While US crude inventories "bounce up 1 week and down the next, depending primarily on the bunching of import cargoes," Horsnell said, "the overall pattern is no real change over the last 2 months."

Moreover, he said, the market recently has been sending wrong signals to US refiners "by collapsing product-to-crude (price) spreads and weakening refinery margins." As a result, said Horsnell, "Within a month, the system has gone from trying to run at a dangerously fast rate to now producing too little for balance." With markets tightening and the summer driving season now in full swing, he said, "The opportunity to ease the gasoline situation has been lost."

Iraq
One thing that has changed in the past 3 months is the market's perceptions of postwar Iraqi oil production, Horsnell said. "Far from being an opportunity for oil companies and a mechanism for weakening (the Organization of Petroleum Exporting Countries)," he said, "Iraq is instead a continuing source of bad news and rapidly becoming just a gray area on the map. The intensity of attacks against Iraqi oil infrastructure and the failure so far of coalition forces to begin to get a grip on the situation suggests that this will be a long running story."

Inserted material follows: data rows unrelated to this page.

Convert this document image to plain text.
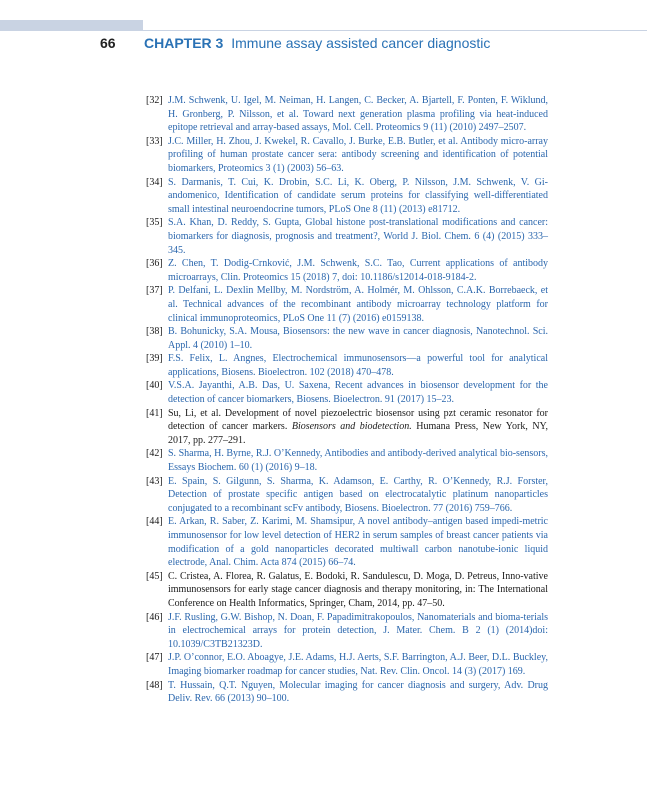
66 CHAPTER 3 Immune assay assisted cancer diagnostic
[32] J.M. Schwenk, U. Igel, M. Neiman, H. Langen, C. Becker, A. Bjartell, F. Ponten, F. Wiklund, H. Gronberg, P. Nilsson, et al. Toward next generation plasma profiling via heat-induced epitope retrieval and array-based assays, Mol. Cell. Proteomics 9 (11) (2010) 2497–2507.
[33] J.C. Miller, H. Zhou, J. Kwekel, R. Cavallo, J. Burke, E.B. Butler, et al. Antibody micro-array profiling of human prostate cancer sera: antibody screening and identification of potential biomarkers, Proteomics 3 (1) (2003) 56–63.
[34] S. Darmanis, T. Cui, K. Drobin, S.C. Li, K. Oberg, P. Nilsson, J.M. Schwenk, V. Gi-andomenico, Identification of candidate serum proteins for classifying well-differentiated small intestinal neuroendocrine tumors, PLoS One 8 (11) (2013) e81712.
[35] S.A. Khan, D. Reddy, S. Gupta, Global histone post-translational modifications and cancer: biomarkers for diagnosis, prognosis and treatment?, World J. Biol. Chem. 6 (4) (2015) 333–345.
[36] Z. Chen, T. Dodig-Crnković, J.M. Schwenk, S.C. Tao, Current applications of antibody microarrays, Clin. Proteomics 15 (2018) 7, doi: 10.1186/s12014-018-9184-2.
[37] P. Delfani, L. Dexlin Mellby, M. Nordström, A. Holmér, M. Ohlsson, C.A.K. Borrebaeck, et al. Technical advances of the recombinant antibody microarray technology platform for clinical immunoproteomics, PLoS One 11 (7) (2016) e0159138.
[38] B. Bohunicky, S.A. Mousa, Biosensors: the new wave in cancer diagnosis, Nanotechnol. Sci. Appl. 4 (2010) 1–10.
[39] F.S. Felix, L. Angnes, Electrochemical immunosensors—a powerful tool for analytical applications, Biosens. Bioelectron. 102 (2018) 470–478.
[40] V.S.A. Jayanthi, A.B. Das, U. Saxena, Recent advances in biosensor development for the detection of cancer biomarkers, Biosens. Bioelectron. 91 (2017) 15–23.
[41] Su, Li, et al. Development of novel piezoelectric biosensor using pzt ceramic resonator for detection of cancer markers. Biosensors and biodetection. Humana Press, New York, NY, 2017, pp. 277–291.
[42] S. Sharma, H. Byrne, R.J. O’Kennedy, Antibodies and antibody-derived analytical bio-sensors, Essays Biochem. 60 (1) (2016) 9–18.
[43] E. Spain, S. Gilgunn, S. Sharma, K. Adamson, E. Carthy, R. O’Kennedy, R.J. Forster, Detection of prostate specific antigen based on electrocatalytic platinum nanoparticles conjugated to a recombinant scFv antibody, Biosens. Bioelectron. 77 (2016) 759–766.
[44] E. Arkan, R. Saber, Z. Karimi, M. Shamsipur, A novel antibody–antigen based impedi-metric immunosensor for low level detection of HER2 in serum samples of breast cancer patients via modification of a gold nanoparticles decorated multiwall carbon nanotube-ionic liquid electrode, Anal. Chim. Acta 874 (2015) 66–74.
[45] C. Cristea, A. Florea, R. Galatus, E. Bodoki, R. Sandulescu, D. Moga, D. Petreus, Inno-vative immunosensors for early stage cancer diagnosis and therapy monitoring, in: The International Conference on Health Informatics, Springer, Cham, 2014, pp. 47–50.
[46] J.F. Rusling, G.W. Bishop, N. Doan, F. Papadimitrakopoulos, Nanomaterials and bioma-terials in electrochemical arrays for protein detection, J. Mater. Chem. B 2 (1) (2014)doi: 10.1039/C3TB21323D.
[47] J.P. O’connor, E.O. Aboagye, J.E. Adams, H.J. Aerts, S.F. Barrington, A.J. Beer, D.L. Buckley, Imaging biomarker roadmap for cancer studies, Nat. Rev. Clin. Oncol. 14 (3) (2017) 169.
[48] T. Hussain, Q.T. Nguyen, Molecular imaging for cancer diagnosis and surgery, Adv. Drug Deliv. Rev. 66 (2013) 90–100.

Horsnell said, "Indeed, we would now even question whether Iraqi output can ever regain the prewar production level in a sustainable fashion during what now looks likely to be a lengthy period of occupation. The combined time necessary for conditions to be stabilized, for there to be an Iraqi government, for petroleum laws to be formed, for negotiations to be carried out, and then for oil companies to begin operations to develop fields, now seems to stretch well beyond 2010."

Natural gas
The July natural gas contract inched up 6¢ to $5.76/Mcf Wednesday on NYMEX, "essentially splitting the difference between major open interest levels at option strikes of $5.50(/Mcf) and $6(/Mcf), and could be an impetus for another push upward," said analysts Thursday Enerfax daily.

EIA reported Thursday a record 127 bcf of gas was injected into US underground storage during the week ended June 30, up from 114 bcf the previous week and 95 bcf during the same period last year. US gas storage now stands at 1.6 tcf, down 653 bcf from a year ago and 370 bcf below the 5-year average.

That's the second time this month that EIA has reported record injections. Its June 12 report of a record 125 bcf injection for the week ended June 6 triggered a sharp price drop of 60.7¢/Mcf on NYMEX (OGJ Online, June 13, 2003). However, a subsequent EIA report reduced that injection to 114 bcf (OGJ Online, June 20, 2003.

If this report bears out, it will be the largest injection ever recorded by EIA and will surpass the previous record high of 120 bcf reported by the American Gas Association when it tracked that data.

Meanwhile, Daniel Yergin, chairman of Cambridge Energy Research Associates, said Thursday, "The US faces a natural gas shortage that is reflected in today's higher natural gas prices, and the prospect of sustained high and disruptive prices looms if the summer is too hot or the winter too cold."

Speaking at a summit meeting on natural gas cohosted by Energy Secretary Spencer Abraham and the National Petroleum Council, Yergin warned, "The magnitude of the crisis will be measured in the bills faced by homeowners, power suppliers, and industrial users, and in the plants shut down, jobs lost, and industrial production capacity exported."

Other prices
In London, the August contract for North Sea Brent oil jumped by $1.03 to $27.65/bbl Wednesday as traders, surprised by the fall in US inventories, scrambled to close out short sales on the International Petroleum Exchange. However, the July natural gas contract lost 2.2¢ to $2.81/Mcf on IPE.

The average price for OPEC's basket of seven crudes gained 32¢ to $26.58/bbl on Wednesday.